The Ministry of Culture solicited a new expert opinion to re‑evaluate the registration application of the Christian Fellowship, which the ministry had rejected in 2007. The ministry’s original expert had concluded the group promoted hatred toward other religious groups and was therefore ineligible for registration. The Christian Fellowship disagreed with the ministry’s expert and submitted its own expert opinion. The ministry approached a third, independent expert to attempt to resolve the disagreement and convened a hearing of experts in October. The registration application remained pending.
While the law does not prevent unregistered groups from establishing prayer rooms and religious sites, members of some religious communities reported the lack of official registration made obtaining the necessary construction permits more difficult. The Muslim community is not registered, and has not been able to employ formally an imam because only registered religious groups are allowed to employ spiritual leaders.
In the context of the migration crisis in Europe, government officials repeatedly said that while the government opposed mandatory EU refugee quotas, it would accept 200 Christian refugees from Syria. NGOs and international observers criticized the government’s plan as discriminatory. In August the Ministry of Interior explained its preference for Christian refugees by stating that Christians would integrate more easily into society than Muslims because no officially recognized mosques existed in the country.
In September, while discussing EU negotiations over the adoption of mandatory refugee quotas, Prime Minister Robert Fico stated that while the country would initially be required to accept 2,000 refugees, it would be forced to take more refugees in future years. “And one day,” he said, “we will have here 40,000 to 50,000 Muslims, who will have their own church, will be present in the army, the police, and they will operate as an official church – do we really want this here?” Fico also said Da’esh (Islamic State of Iraq and the Levant) was recruiting among the refugees. NGOs denounced the prime minister’s rhetoric as fear mongering.
Some government officials portrayed Muslims, particularly migrants, as potential threats to national security, culture, and society. Prime Minister Fico said in a public radio broadcast in January that because Christian churches were dominant in the country, “we would not be able to easily tolerate 300,000 to 400,000 Muslims coming here, starting to build mosques and starting to change the character of this state.” In response to the November terrorist attacks in Paris, Prime Minister Fico told media that the government was monitoring every single Muslim on the national territory.
The leader of the Slovak National Party, Andrej Danko, proposed in January increasing the number of signatures needed to register a religious group from 20,000 to 50,000. Danko said the measures were intended to prevent the Muslim community from registering Islam. He also proposed introducing a law that would ban the construction of Islamic religious buildings.
Former interior minister, parliamentarian, and New Majority (NOVA) political party leader Daniel Lipsic said in January that as far as he was aware, only Muslims, not Christians or Jews, committed violent crimes or terrorist acts in Europe.
The Ministry of Culture administered a cultural grant program allocating money for the upkeep of cultural and religious monuments. A large portion of the government subsidy to registered religious groups was used to pay clergy and was allocated to groups based on the number of their clergy.

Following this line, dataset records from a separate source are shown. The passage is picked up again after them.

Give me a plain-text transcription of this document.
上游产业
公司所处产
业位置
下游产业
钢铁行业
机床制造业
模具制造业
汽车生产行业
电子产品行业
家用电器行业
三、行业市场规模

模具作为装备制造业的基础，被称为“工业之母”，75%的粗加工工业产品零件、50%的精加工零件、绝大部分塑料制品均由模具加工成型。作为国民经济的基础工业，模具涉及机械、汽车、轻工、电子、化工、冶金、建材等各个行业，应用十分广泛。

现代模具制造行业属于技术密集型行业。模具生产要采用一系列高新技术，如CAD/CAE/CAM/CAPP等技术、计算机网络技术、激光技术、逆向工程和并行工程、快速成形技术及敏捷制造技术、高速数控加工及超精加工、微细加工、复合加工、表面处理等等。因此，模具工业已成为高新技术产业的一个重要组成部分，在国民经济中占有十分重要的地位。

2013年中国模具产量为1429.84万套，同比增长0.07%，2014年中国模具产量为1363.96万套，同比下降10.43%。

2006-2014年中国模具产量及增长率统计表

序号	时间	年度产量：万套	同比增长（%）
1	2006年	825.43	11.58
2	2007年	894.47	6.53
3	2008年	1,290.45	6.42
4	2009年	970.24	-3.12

The 18 registered religious groups received approximately 38 million euros ($41.3 million) in annual state subsidies. The government continued discussions with stakeholders about changes in the funding of religious groups and convened two sessions of an expert commission to address this and other issues. During the April session, the Ministry of Culture continued to discuss possible new models of government funding for registered religious groups with stakeholders and tasked religious groups with submitting their evaluations of the proposed models by November. These models included allowing individuals to allocate a certain percentage of their taxes to a particular registered religious group or providing government contributions to registered religious groups based on the number of adherents rather than the number of clergy, as is currently the case. Some religious groups criticized the tax allocation model, stating they would have to start competing with other civil society organizations, which already benefit from a percentage of taxes assigned to them by taxpayers.
The Nation’s Memory Institute, a public institution established by the government, provided access to previously undisclosed records of the regimes ruling the country from 1939 to 1989. Jewish community leaders continued to criticize the institute for focusing on the persecution of prominent figures of the World War II‑era fascist state by the subsequent communist regime and playing down these individuals’ role in supporting anti‑Semitic policies.
In September Prime Minister Fico commemorated Holocaust victims and emphasized the importance of future generations continuing to learn about their suffering. The commemoration recognized the 74th anniversary of the World War II government issuing the “Jewish Code,” which stripped Jews of their civil rights. The Code was developed according to Nazi legislation on Jews and was one of the toughest anti‑Jewish legal measures in Europe. The deportation of Jews to death camps followed a year later.